El coche siguió despacio, pero al girar en una esquina el chofer apuró la marcha. Llegaron a unas bodegas. Los recibió un hombre bajo con una cicatriz en la cara. Nicholas no lo reconoció, pero su nombre le era familiar. Claude Boicher le dio las instrucciones. Tenía que ponerse de inmediato el uniforme de camarero. Lo subieron a una camioneta. Llegó a Laplace y se bajó de muy mal humor. Le molestaba la pistola de calibre 22 que tenía en el fajín. Eran las nueve de la noche y la gente esperaba con impaciencia la entrega de los premios a los intelectuales. Nicholas no podía dejar de lamentar su suerte. Tendría que llevar bebidas a los intelectuales del mundo de la literatura y al encontrarse con Massieu tendría que dispararle. Era una estupidez porque él siempre había impedido ese crimen y se había convertido en héroe. El problema era que, si él tenía que dispararle a Rolan, ¿quién sería el que impediría el asesinato? Sudó copiosamente y se mantuvo en pie con mucha dificultad. Los invitados se esmeraban bebiendo y en cuanto lo veían le pedían más champagne.

Mientras una hermosa chica servía las copas, Nicholas se preguntó quién lo apuñalaría. En otras ocasiones él había logrado coger un cuchillo de cocina y había saltado sobre el camarero asesino. Está vez él sería el mono de pacotilla al que le enterrarían con saña la hoja de metal. Tembló sin poderse controlar. Cuando iba a caer de rodillas decidió no actuar, pero cambió de opinión al instante, porque cualquier cosa sería mejor que sufrir la tortura a manos de Boicher que lo destazaría en filetes sin compasión. Maldijo su suerte. La chica lo miró con curiosidad y le dijo que no podía trabajar así, que si no cambiaba la cara el encargado lo echaría. Eso habría sido lo mejor, pero no tenía escapatoria. ¿Por qué no podían ser las cosas como siempre? ¿Quién había sido el estúpido que había alterado la historia? No le quedaba más remedio que seguir adelante. La débil esperanza de que todo fuera un mal entendido o un sueño se desvaneció cuando tuvo que sacar la pistola. Alguien lo había reconocido. “Es él, es él”—gritó uno de los invitados. Nicholas disparó tres veces. El embajador Massieu Rolan se desplomó y cayó frente a una mujer que gritaba como histérica. Nicholas se dio la vuelta para huir, pero a su encuentro venía un hombre de unos treinta años. Era fornido, tenía el pelo castaño y llevaba un cuchillo de cocina. Él lo reconoció, eran como dos gotas de agua. Una mirada era de angustia y la otra felina. “!No lo hagas! ¡No lo hagas! —gritó Nicholas—. ¡Esto es un error! ¡Un grave error!

La gente aplaudió con entusiasmo la atajada del hombre que había detenido al asesino. El embajador que había recibido los disparos en la clavícula, en la rodilla y en la cadera, agradeció que lo salvaran. La gente abandonó el aposento y al día siguiente la noticia apareció en los periódicos de la mañana.

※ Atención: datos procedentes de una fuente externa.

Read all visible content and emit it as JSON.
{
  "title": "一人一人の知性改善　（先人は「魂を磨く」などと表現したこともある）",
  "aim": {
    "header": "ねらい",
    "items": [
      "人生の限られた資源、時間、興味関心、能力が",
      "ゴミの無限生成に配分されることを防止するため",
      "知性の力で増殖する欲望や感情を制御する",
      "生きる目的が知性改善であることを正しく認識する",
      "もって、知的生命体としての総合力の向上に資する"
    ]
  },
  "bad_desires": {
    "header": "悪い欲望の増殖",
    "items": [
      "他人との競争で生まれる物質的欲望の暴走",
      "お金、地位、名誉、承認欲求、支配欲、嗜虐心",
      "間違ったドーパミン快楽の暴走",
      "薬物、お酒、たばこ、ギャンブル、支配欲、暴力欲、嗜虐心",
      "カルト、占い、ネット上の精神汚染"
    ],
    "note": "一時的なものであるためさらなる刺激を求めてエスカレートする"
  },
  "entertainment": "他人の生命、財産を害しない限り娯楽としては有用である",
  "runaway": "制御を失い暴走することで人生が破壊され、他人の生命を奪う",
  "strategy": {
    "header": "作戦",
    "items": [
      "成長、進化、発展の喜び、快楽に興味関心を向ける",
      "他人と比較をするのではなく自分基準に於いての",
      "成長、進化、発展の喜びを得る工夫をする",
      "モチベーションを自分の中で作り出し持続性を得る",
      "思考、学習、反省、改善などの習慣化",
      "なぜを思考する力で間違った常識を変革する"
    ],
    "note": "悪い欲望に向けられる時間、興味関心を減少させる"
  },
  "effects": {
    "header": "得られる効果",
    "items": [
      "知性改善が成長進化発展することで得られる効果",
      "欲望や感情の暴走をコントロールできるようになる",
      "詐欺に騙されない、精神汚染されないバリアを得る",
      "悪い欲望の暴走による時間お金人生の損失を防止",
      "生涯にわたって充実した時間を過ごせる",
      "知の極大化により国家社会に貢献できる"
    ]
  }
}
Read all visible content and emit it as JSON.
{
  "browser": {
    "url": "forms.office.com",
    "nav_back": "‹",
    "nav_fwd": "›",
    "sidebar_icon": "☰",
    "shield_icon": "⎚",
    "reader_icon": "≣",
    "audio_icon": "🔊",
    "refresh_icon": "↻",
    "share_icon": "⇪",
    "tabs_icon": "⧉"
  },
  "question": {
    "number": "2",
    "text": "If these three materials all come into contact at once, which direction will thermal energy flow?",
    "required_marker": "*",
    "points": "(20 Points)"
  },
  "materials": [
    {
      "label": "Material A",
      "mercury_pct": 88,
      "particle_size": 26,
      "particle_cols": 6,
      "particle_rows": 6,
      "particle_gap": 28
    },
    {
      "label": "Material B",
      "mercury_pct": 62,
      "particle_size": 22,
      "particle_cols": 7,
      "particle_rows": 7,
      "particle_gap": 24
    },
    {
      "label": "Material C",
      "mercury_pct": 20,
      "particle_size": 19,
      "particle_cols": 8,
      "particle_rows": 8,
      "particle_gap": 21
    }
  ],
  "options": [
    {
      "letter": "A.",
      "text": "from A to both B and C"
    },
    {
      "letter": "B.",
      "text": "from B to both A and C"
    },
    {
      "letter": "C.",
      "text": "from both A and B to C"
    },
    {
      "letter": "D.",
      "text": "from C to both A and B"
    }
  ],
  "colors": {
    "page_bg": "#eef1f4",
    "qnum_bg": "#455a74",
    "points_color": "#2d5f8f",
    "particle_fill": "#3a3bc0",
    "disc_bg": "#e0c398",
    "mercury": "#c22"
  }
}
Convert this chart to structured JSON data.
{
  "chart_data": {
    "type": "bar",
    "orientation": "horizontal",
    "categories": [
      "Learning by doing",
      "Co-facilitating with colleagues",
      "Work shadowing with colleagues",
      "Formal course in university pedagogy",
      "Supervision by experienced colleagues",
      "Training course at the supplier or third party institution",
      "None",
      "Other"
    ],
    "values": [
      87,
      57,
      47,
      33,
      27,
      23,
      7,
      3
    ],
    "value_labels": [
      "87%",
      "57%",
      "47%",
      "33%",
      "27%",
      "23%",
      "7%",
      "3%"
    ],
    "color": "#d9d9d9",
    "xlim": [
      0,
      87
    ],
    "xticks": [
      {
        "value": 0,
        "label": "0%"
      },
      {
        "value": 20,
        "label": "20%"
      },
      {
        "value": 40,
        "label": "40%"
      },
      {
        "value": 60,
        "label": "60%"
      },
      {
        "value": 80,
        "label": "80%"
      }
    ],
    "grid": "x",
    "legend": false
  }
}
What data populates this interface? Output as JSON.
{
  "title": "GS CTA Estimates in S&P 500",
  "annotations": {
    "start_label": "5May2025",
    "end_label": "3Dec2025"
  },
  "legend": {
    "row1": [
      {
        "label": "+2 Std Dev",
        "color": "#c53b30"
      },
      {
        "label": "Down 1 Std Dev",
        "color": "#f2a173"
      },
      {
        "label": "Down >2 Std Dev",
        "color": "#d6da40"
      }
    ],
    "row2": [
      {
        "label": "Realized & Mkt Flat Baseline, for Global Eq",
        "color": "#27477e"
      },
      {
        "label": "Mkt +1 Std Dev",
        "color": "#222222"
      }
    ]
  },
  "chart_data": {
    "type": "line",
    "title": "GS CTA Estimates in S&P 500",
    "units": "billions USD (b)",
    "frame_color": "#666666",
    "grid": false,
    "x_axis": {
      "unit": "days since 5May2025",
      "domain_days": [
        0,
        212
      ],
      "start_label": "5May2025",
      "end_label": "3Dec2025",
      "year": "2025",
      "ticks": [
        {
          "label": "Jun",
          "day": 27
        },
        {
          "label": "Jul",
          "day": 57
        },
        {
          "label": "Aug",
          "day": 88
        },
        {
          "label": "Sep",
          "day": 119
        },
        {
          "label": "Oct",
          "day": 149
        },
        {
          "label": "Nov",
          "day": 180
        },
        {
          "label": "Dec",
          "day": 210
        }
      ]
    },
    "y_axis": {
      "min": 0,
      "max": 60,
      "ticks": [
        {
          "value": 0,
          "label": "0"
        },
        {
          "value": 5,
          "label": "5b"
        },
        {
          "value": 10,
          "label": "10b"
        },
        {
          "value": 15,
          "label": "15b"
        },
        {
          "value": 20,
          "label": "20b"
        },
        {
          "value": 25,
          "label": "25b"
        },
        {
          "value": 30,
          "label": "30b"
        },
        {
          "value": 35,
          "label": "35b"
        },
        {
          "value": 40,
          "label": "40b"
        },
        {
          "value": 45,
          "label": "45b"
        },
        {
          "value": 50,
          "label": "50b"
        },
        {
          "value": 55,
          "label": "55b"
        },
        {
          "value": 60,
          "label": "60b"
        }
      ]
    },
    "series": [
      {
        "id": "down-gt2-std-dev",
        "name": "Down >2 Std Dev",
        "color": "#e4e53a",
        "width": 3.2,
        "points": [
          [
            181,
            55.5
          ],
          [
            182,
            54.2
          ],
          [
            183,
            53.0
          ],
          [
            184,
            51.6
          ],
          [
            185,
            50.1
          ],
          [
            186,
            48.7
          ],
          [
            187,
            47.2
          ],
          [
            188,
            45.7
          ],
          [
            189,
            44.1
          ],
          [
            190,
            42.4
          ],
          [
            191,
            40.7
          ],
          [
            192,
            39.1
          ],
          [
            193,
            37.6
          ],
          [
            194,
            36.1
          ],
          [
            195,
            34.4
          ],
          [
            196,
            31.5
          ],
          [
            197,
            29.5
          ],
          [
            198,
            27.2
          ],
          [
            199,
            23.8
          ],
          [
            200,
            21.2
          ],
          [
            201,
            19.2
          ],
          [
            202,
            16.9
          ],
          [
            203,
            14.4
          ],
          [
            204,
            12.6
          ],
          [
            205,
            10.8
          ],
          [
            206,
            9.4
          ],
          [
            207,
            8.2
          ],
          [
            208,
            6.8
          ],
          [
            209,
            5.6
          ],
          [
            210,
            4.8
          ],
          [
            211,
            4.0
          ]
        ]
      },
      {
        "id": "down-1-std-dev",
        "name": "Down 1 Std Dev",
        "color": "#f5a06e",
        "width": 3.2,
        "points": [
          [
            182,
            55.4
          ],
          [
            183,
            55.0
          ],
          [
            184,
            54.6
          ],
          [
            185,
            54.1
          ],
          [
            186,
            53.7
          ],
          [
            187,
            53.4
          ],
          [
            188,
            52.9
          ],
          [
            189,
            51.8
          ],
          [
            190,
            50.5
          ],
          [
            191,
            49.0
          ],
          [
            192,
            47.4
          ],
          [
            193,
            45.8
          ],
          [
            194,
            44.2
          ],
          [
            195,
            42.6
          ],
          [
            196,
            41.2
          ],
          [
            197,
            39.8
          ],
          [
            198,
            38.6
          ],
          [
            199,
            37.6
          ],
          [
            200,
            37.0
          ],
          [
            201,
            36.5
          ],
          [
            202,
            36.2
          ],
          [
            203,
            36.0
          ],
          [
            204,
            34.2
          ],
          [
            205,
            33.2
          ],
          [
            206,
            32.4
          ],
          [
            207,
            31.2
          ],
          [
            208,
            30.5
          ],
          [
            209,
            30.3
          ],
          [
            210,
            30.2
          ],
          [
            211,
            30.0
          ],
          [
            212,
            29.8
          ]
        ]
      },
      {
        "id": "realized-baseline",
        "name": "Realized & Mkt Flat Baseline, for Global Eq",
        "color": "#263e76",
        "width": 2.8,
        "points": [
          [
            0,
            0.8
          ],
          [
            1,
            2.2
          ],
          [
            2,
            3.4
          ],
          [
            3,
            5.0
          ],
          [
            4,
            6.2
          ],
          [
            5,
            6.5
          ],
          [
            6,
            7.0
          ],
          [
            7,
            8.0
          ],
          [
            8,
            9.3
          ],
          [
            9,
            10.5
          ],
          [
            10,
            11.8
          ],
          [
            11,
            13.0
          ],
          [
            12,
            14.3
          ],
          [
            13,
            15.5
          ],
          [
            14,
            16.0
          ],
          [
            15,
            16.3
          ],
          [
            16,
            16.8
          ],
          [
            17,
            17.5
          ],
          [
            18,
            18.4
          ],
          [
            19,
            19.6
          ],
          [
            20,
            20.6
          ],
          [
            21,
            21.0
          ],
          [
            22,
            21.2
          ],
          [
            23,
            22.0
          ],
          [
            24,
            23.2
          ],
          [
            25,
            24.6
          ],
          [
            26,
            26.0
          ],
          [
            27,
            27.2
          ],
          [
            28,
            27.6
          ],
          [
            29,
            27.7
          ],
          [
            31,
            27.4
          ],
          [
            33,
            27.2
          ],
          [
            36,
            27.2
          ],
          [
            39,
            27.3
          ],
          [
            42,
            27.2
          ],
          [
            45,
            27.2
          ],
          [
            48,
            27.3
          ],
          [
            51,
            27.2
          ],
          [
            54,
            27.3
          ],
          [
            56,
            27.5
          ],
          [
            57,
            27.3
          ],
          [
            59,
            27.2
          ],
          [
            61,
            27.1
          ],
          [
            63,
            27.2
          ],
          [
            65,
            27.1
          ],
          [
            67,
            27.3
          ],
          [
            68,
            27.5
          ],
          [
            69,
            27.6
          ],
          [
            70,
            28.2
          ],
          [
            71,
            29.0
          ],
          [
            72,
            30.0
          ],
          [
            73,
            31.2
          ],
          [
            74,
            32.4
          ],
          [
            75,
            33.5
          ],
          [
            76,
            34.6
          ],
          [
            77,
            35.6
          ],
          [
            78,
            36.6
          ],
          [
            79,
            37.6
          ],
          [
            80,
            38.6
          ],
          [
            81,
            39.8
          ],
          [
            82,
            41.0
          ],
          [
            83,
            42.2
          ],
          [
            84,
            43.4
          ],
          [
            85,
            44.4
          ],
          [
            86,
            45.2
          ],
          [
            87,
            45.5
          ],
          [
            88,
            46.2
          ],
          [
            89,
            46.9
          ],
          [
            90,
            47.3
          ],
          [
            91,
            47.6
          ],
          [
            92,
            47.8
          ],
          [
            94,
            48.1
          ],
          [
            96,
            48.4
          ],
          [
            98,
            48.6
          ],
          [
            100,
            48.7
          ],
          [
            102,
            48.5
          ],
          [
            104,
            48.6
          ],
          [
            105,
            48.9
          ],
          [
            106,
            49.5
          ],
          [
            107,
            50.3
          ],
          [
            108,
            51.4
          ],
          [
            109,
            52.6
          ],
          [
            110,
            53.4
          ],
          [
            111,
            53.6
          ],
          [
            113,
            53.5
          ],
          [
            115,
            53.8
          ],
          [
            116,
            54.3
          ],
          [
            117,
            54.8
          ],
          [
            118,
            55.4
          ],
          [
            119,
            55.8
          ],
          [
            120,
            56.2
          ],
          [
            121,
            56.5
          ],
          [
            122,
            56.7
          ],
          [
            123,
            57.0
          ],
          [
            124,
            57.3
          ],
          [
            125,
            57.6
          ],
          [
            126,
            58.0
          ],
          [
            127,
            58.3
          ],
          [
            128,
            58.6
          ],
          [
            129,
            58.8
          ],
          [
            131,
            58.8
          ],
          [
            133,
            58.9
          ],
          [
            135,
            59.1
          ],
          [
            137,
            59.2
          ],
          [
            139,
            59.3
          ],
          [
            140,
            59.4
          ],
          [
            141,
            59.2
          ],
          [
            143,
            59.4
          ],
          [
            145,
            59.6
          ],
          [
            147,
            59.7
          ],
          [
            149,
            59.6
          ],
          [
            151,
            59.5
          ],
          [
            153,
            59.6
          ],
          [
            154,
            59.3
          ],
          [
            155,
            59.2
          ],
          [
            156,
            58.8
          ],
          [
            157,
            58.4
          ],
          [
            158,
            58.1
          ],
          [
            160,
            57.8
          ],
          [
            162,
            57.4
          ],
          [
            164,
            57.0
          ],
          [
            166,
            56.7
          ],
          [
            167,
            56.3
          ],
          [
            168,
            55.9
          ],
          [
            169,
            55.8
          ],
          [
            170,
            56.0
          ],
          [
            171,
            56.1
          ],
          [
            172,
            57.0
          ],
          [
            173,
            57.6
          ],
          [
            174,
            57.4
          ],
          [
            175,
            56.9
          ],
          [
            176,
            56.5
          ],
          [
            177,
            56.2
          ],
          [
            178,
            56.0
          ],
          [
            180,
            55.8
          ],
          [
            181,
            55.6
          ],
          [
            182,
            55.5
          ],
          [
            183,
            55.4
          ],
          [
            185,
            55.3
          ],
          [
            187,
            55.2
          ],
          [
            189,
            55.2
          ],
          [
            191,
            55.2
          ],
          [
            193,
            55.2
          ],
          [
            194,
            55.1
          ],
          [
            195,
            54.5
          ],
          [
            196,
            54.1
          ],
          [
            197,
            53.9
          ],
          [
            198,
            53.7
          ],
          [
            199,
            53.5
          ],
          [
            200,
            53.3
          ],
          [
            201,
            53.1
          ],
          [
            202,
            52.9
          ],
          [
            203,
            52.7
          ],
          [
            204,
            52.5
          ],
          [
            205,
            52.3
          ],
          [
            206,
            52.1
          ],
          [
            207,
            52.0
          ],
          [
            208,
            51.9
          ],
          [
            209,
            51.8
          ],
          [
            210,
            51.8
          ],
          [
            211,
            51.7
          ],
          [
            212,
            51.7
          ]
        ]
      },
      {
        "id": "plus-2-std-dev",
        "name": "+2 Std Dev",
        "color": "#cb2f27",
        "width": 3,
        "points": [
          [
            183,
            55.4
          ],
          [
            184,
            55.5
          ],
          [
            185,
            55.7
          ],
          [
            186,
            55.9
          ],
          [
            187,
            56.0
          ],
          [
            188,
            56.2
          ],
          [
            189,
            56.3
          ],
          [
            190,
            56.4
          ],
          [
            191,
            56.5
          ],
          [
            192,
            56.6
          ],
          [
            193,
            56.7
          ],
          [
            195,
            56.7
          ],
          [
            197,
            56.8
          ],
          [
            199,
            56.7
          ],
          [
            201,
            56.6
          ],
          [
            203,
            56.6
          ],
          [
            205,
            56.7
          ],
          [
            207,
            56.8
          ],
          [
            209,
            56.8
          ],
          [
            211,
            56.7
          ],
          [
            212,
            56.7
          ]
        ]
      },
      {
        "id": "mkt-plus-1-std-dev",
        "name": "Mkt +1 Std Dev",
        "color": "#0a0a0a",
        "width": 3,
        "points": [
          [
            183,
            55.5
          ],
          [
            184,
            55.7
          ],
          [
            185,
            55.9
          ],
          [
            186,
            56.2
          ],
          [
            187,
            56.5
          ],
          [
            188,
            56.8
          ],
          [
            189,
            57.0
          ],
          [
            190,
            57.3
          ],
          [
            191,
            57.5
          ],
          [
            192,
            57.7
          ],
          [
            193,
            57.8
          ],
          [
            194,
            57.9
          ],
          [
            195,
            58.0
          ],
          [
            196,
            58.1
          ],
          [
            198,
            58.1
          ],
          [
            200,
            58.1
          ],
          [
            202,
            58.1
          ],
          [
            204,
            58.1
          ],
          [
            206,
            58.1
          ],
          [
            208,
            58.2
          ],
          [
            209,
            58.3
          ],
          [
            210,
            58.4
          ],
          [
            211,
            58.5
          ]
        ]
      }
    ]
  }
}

En la cafetería entró Artur. Se acomodó en la mesa de la ventana. Era mediodía. No hacía sol. La gente paseaba por la plaza gris y afligida. El anciano criticaba en voz baja a las parejas, a los niños y sus padres. Estaba de mal humor. Siempre había llegado con mejor ánimo, pero ese día sabía que las cosas habían cambiado. La historia fabulosa que tantas veces le había dado vueltas en la cabeza ya no le interesaba. No la iba a terminarla. Jamás la verían publicada. Empezó a farfullar algo. Parecía que blasfemaba. Su rostro se descompuso y cuando se le acercó un camarero, le contestó que no quería nada. Hizo una seña con la mano para que se retirara. Siguió sentado hasta la hora del menú. Luego salió.